Escala Initiative
- Type: Nonprofit organization
- Focus: Women entrepreneurship, small business development, cultural heritage preservation
- Location: Peru, Mexico, Tanzania, Guatemala;
- Region served: Developing countries
- Method: Business school and capacity-building programs, workshops, mentoring, catalytic capital investment
- Website: Escala Initiative Official Site

= Sustainable Preservation Initiative =

The Escala Initiative now operates the programs of the Sustainable Preservation Initiative. It is focused on helping women entrepreneurs in developing countries build a better future for themselves, their families, and their communities. Through its 10-month formalized Business School and Capacity Building Program, ESCALA empowers women entrepreneurs to hurdle economic and social barriers as business owners. The comprehensive and proven curriculum teaches critical entrepreneurial and business skills through workshops and mentoring sessions that prepare students for success. All of the students have either started their own small business or plan to do so while enrolled in the program. They are engaged in a variety of industries such as textiles, food, and tourism. ESCALA presently works in Peru, Mexico, Tanzania, and Guatemala.

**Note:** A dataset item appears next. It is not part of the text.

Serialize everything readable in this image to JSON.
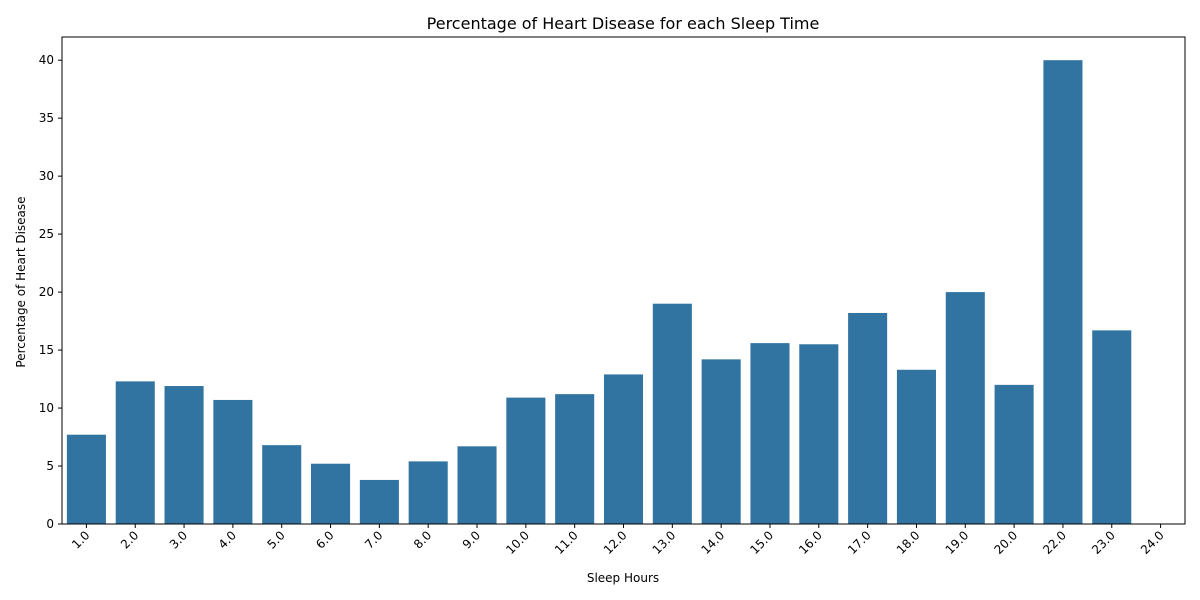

SPI had focused its program around archaeological sites, but Escala has now expanded them to women and other marginalized entrepreneurs more broadly. According to Felix Salmon of Reuters, the program was about taking archaeological sites "in poor countries and making them generate cash for the locals — thereby giving them a real monetary incentive (rather than a high-minded lecture) aimed at preserving archeological treasures." In an article on job creation, Salmon cites the initiative as a model for maximum job creation through small investments: "In general, if you want to create the maximum number of jobs for the smallest amount of money, the best way of doing so is to provide catalytic capital which helps to give a small business the step-up it needs to sustain new jobs on a permanent basis". In a recent report, the Milken Institute called for the adoption of this model by the state of Israel in order to better protect that country's cultural heritage. Handeye Magazine, an international publication dedicated to culture and commerce, cites the organization as one that "continues to put 'people, not stones' at the forefront, placing equal or greater focus on economic and social investment as opposed to purely preservation." BigThink.com, a website that seeks to identify the "best thinking on the planet — the ideas that can help you think flexibly and act decisively in a multivariate world," featured SPI's paradigm for preservation and its success.